Posted at 11:39 PM, Jan 03, 2019
and last updated 2019-01-04 07:55:57-05

MARSHALL, Mich. -- In what is usually a celebratory occasion, the swearing-in of members of the new Calhoun County Board of Commissioners marked a major sacrifice for one newly elected commissioner.

Tommy Miller has worked for the Calhoun County Road Department for nearly 15 years and had to choose between leaving his job and serving as a county commissioner.

Miller says he did not think holding both offices would be an issue.

“When I first started running, I honestly believed that I could do both positions, and I found out later on I could not," Miller tells FOX 17.

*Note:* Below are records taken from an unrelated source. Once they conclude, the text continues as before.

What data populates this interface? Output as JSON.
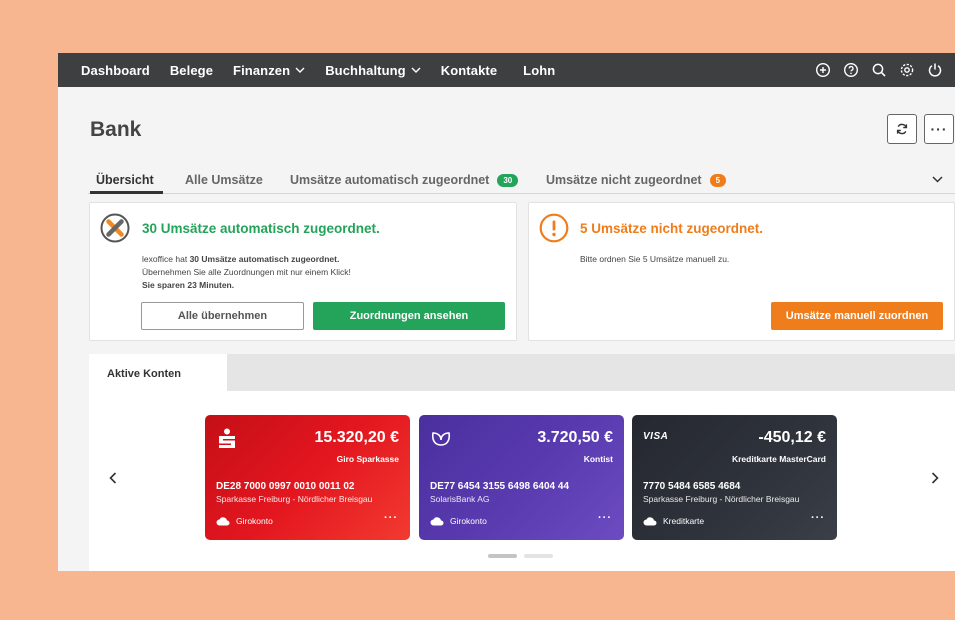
{
  "nav": {
    "items": [
      {
        "label": "Dashboard"
      },
      {
        "label": "Belege"
      },
      {
        "label": "Finanzen"
      },
      {
        "label": "Buchhaltung"
      },
      {
        "label": "Kontakte"
      },
      {
        "label": "Lohn"
      }
    ],
    "icons": [
      "add-circle-icon",
      "help-icon",
      "search-icon",
      "settings-icon",
      "power-icon"
    ]
  },
  "page": {
    "title": "Bank",
    "refresh_icon": "refresh-icon",
    "more_label": "···"
  },
  "tabs": [
    {
      "label": "Übersicht"
    },
    {
      "label": "Alle Umsätze"
    },
    {
      "label": "Umsätze automatisch zugeordnet",
      "badge": "30"
    },
    {
      "label": "Umsätze nicht zugeordnet",
      "badge": "5"
    }
  ],
  "auto_card": {
    "title": "30 Umsätze automatisch zugeordnet.",
    "line1_prefix": "lexoffice hat ",
    "line1_bold": "30 Umsätze automatisch zugeordnet.",
    "line2": "Übernehmen Sie alle Zuordnungen mit nur einem Klick!",
    "line3": "Sie sparen 23 Minuten.",
    "btn_secondary": "Alle übernehmen",
    "btn_primary": "Zuordnungen ansehen"
  },
  "manual_card": {
    "title": "5 Umsätze nicht zugeordnet.",
    "text": "Bitte ordnen Sie 5 Umsätze manuell zu.",
    "btn": "Umsätze manuell zuordnen"
  },
  "konten": {
    "tab_label": "Aktive Konten",
    "cards": [
      {
        "amount": "15.320,20 €",
        "name": "Giro Sparkasse",
        "iban": "DE28 7000 0997 0010 0011 02",
        "bank": "Sparkasse Freiburg - Nördlicher Breisgau",
        "type": "Girokonto",
        "logo": "sparkasse-logo"
      },
      {
        "amount": "3.720,50 €",
        "name": "Kontist",
        "iban": "DE77 6454 3155 6498 6404 44",
        "bank": "SolarisBank AG",
        "type": "Girokonto",
        "logo": "kontist-logo"
      },
      {
        "amount": "-450,12 €",
        "name": "Kreditkarte MasterCard",
        "iban": "7770 5484 6585 4684",
        "bank": "Sparkasse Freiburg - Nördlicher Breisgau",
        "type": "Kreditkarte",
        "logo": "visa-logo"
      }
    ]
  },
  "colors": {
    "nav_bg": "#3d3f41",
    "green": "#24a35a",
    "orange": "#ef7d1b",
    "sparkasse_red": "#e3161f",
    "kontist_purple": "#5a3bb0",
    "credit_dark": "#2e323a"
  }
}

According to Michigan state law, a situation like Miller's made him incompatible for public office.

“Essentially what the law is saying is you cannot hold this office if you hold this other office because they, one supervises the other," says James Dyer, Calhoun County corporation counsel.

Miller will now make less than $12,000 annually, which is less than half of his $21 per hour wage at the road department.

“In 15 years, he’s dedicated his life to the road department, and he cares deeply about the county," says David Face, the chief union representative for Calhoun County Road Department and Teamsters Local 214.

During his swearing-in on Thursday at the Calhoun County Building, dozens of Miller's former coworkers from the road department were in the audience. Many gave him a standing ovation when he took his oath while still upset that Miller had to sacrifice his status if he returns to the department after his service as county commissioner.

Dyer notified Miller of the state law by phone on August 8 and by letter on August 24. He notified Miller again on December 10, after Miller won his election. On December 20, the county received a memorandum of agreement by and between the Calhoun County Road Department and Teamsters Local 214 appealing that the county grant Miller a leave of absence while Miller serves as a county commissioner. The agreement stated Miller would be entitled to his current earned levels of benefits and income.

According to another Michigan state law, a person in Miller's situation may file for a leave of absence. However, Dyer says the conditions of Miller's agreement did not go far enough to prove that his interests in the road department would not influence his work as a commissioner.

“He would hold the status of being an employee, even with the leave of absence," Dyer says. “He would have continued as an employee, and that just can’t be permitted.”

Dyer says Miller would have retained rights with the road department, which he says they could not allow to happen. However, Dyer did not make the final decision to decline the request; he informed the county's attorney, Peter H. Peterson from Miller Johnson Attorneys in Grand Rapids, who notified Miller of the final decision on December 28.

According to Miller and union representative Face, the decision felt like a personal one rather than one of genuine interest in the integrity of the board of commissioners.

“I heard a lot of rumors that they thought I was gonna back out at the last minute so they could put somebody else in that position," Miller says.

Dyer says that is simply not accurate, that he is obligated to by the oath he took for his own office to follow the law.

“Mr. Miller’s my county commissioner," Dyer says. "I just shook his hand and congratulated him for his election, so I just don’t see that’s the case.”

Miller says his decision to take the lower pay and cuts in benefits to serve as county commissioner arose out of his desire to serve and fulfill his responsibility to the voters who elected him.